Também na fronteira, do lado paraguaio, há o antigo Forte Bourbon, atualmente denominado Forte Olímpia, que foi palco de combates durante o conflito. Há ainda uma visita à fortaleza de Humaitá e seus museus, também a Paso de Pátria, com suas relíquias dos tempos de Solano Lopez.

Reminiscências da guerra

O grande conflito, a guerra da Tríplice Aliança, aparece em reminiscências, ao longo de quase todo o percurso, pois o rio Paraguai foi o principal teatro de operações da grande guerra, chamada Guerra do Paraguai no Brasil.

Pintura de Pedro Américo: Guerra do Paraguai. Museu de Belas Artes

Neste assunto, os repórteres apresentam relatos curiosos das versões que captaram das populações locais, sem se referir à historiografia ou a relatos de historiadores acadêmicos, produzindo narrativas descompromissadas, confusas, mas vivas e interessantes, embora imprecisas.

Neste particular, além dos relatos sobre os combates, saques, violências e outros dramas da grande guerra, há uma história singular, sobre o único sobrevivente de um massacre denominado, no Paraguai, de “cambarecê”, que é parte do livro clássico “A Retirada da Laguna”, do escritor Alfredo d’Escragnolle Taunay. Nesse episódio, confirmado aos jornalistas pelo historiador Hildebrando Campestrini, do Instituto Histórico e Geográfico de Campo Grande (MS), os brasileiros, em retirada, acossados pelos paraguaios, nas proximidades de Miranda, abandonaram seus feridos e doentes, esperando que os paraguaios os aprisionassem e tratassem.

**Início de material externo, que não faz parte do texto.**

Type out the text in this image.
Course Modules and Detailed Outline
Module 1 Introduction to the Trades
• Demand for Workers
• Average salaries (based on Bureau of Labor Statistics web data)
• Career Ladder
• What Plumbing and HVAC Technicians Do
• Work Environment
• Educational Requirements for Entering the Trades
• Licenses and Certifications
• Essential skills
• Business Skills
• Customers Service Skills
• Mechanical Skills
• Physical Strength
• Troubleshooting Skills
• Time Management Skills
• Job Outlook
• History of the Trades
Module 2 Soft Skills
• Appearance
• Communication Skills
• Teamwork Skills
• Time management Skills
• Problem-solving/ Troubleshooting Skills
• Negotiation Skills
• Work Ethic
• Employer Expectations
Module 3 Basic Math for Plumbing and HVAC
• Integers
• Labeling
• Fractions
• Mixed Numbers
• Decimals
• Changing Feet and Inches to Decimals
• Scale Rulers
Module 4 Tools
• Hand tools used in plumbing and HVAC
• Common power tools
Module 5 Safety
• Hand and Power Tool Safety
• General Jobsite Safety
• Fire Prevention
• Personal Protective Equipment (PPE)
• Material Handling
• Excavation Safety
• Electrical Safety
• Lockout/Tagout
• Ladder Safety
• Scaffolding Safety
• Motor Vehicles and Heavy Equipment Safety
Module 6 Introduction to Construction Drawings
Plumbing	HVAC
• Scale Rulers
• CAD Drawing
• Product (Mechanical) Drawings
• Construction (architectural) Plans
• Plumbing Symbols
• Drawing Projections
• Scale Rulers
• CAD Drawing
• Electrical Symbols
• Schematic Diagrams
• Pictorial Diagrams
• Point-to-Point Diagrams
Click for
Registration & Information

Entretanto, todos foram passados a fio de espada ou estocados de baionetas, num massacre denominado “cambarecê” que, em língua guarani, significa ”o choro dos negros”. Os paraguaios denominavam brasileiros, pejorativamente, de “macacos”, porque a maior parte dos soldados era composta de negros.

Corridão de onça

Nestas narrativas é personagem o garimpeiro Calixto Medeiros, único sobrevivente do massacre de cambarecê que, fazendo-se de morto, misturando-se aos cadáveres, escapou, para contar a história, que faz parte da crônica daquela região. Calixto viveu até os 93 anos; sua neta Maria Ávila, que viveu até os 95 anos, ouviu a história de viva voz e a transmitiu aos descendentes. Assim essa narrativa sobrevive até hoje como fato relevante naquela região do Pantanal.

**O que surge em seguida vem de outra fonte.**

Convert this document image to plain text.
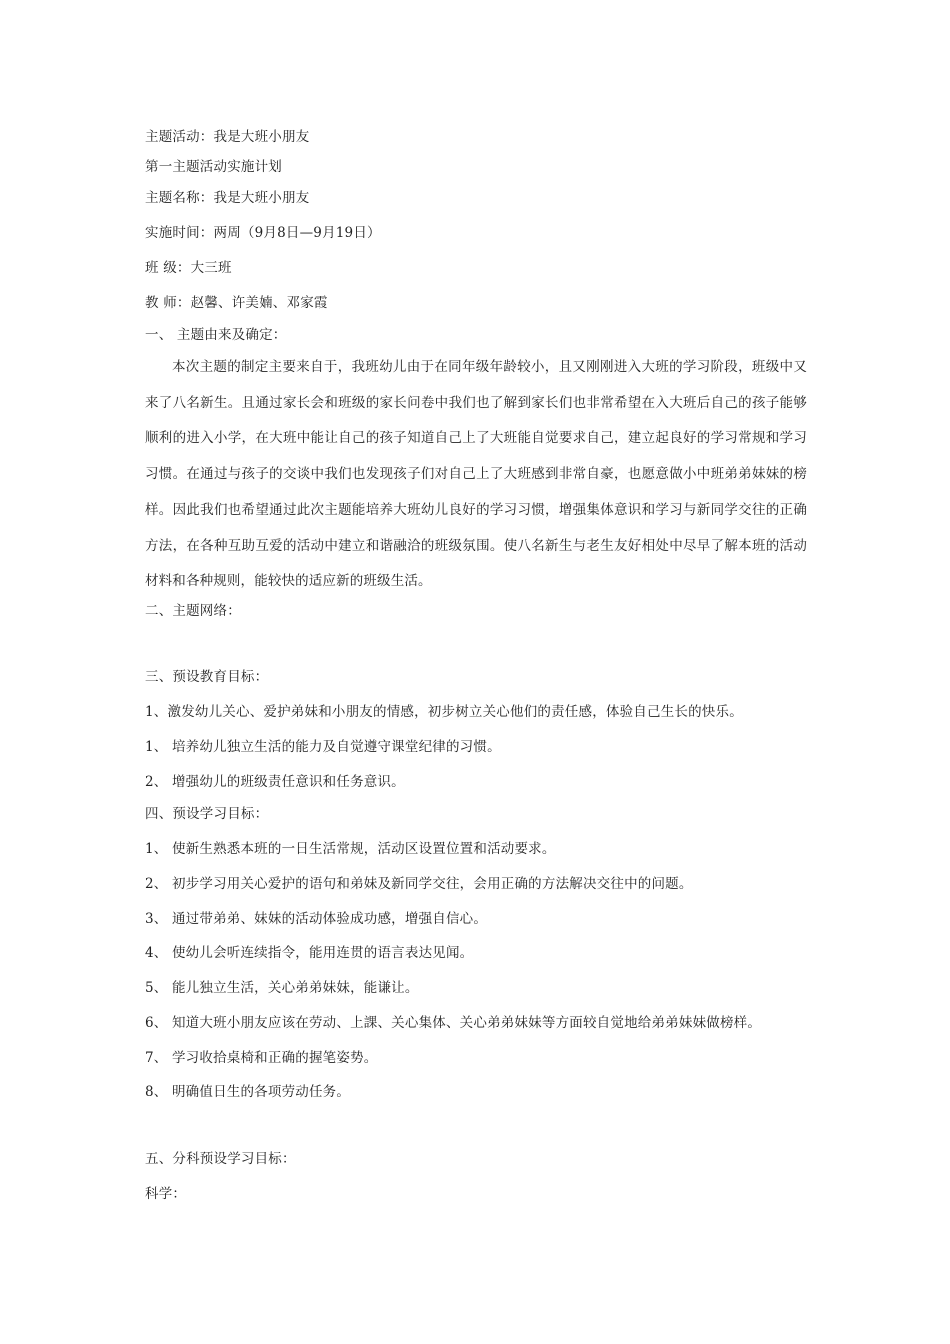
主题活动：我是大班小朋友
第一主题活动实施计划
主题名称：我是大班小朋友
实施时间：两周（9月8日—9月19日）
班 级：大三班
教 师：赵馨、许美婻、邓家霞
一、 主题由来及确定：
本次主题的制定主要来自于，我班幼儿由于在同年级年龄较小，且又刚刚进入大班的学习阶段，班级中又来了八名新生。且通过家长会和班级的家长问卷中我们也了解到家长们也非常希望在入大班后自己的孩子能够顺利的进入小学，在大班中能让自己的孩子知道自己上了大班能自觉要求自己，建立起良好的学习常规和学习习惯。在通过与孩子的交谈中我们也发现孩子们对自己上了大班感到非常自豪，也愿意做小中班弟弟妹妹的榜样。因此我们也希望通过此次主题能培养大班幼儿良好的学习习惯，增强集体意识和学习与新同学交往的正确方法，在各种互助互爱的活动中建立和谐融洽的班级氛围。使八名新生与老生友好相处中尽早了解本班的活动材料和各种规则，能较快的适应新的班级生活。
二、主题网络：
三、预设教育目标：
1、激发幼儿关心、爱护弟妹和小朋友的情感，初步树立关心他们的责任感，体验自己生长的快乐。
1、 培养幼儿独立生活的能力及自觉遵守课堂纪律的习惯。
2、 增强幼儿的班级责任意识和任务意识。
四、预设学习目标：
1、 使新生熟悉本班的一日生活常规，活动区设置位置和活动要求。
2、 初步学习用关心爱护的语句和弟妹及新同学交往，会用正确的方法解决交往中的问题。
3、 通过带弟弟、妹妹的活动体验成功感，增强自信心。
4、 使幼儿会听连续指令，能用连贯的语言表达见闻。
5、 能儿独立生活，关心弟弟妹妹，能谦让。
6、 知道大班小朋友应该在劳动、上課、关心集体、关心弟弟妹妹等方面较自觉地给弟弟妹妹做榜样。
7、 学习收拾桌椅和正确的握笔姿势。
8、 明确值日生的各项劳动任务。
五、分科预设学习目标：
科学：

Não dá para falar numa só resenha de tantas abordagens que fazem parte da matéria jornalística e do livro. Há muitas fontes, citadas, como os cientistas da UNEMAT e pesquisadores da JCMbio, dos estudiosos da vida dos felinos, como Peter Crewshaw. Histórias divertidas como o susto e um corridão que a autora levou de uma onça.

O livro é uma grande reportagem da reportagem. Para o público leigo, um mergulho na vida e nas maravilhas do Pantanal. Para jornalistas, veteranos ou estudantes, uma lição de reportagem, passo a passo, detalhe a detalhe, demonstrando os sacrifícios, o empenho e a dedicação dos autores para conseguir essa matéria única na história do jornalismo brasileiro.

Um livro que vale a pena.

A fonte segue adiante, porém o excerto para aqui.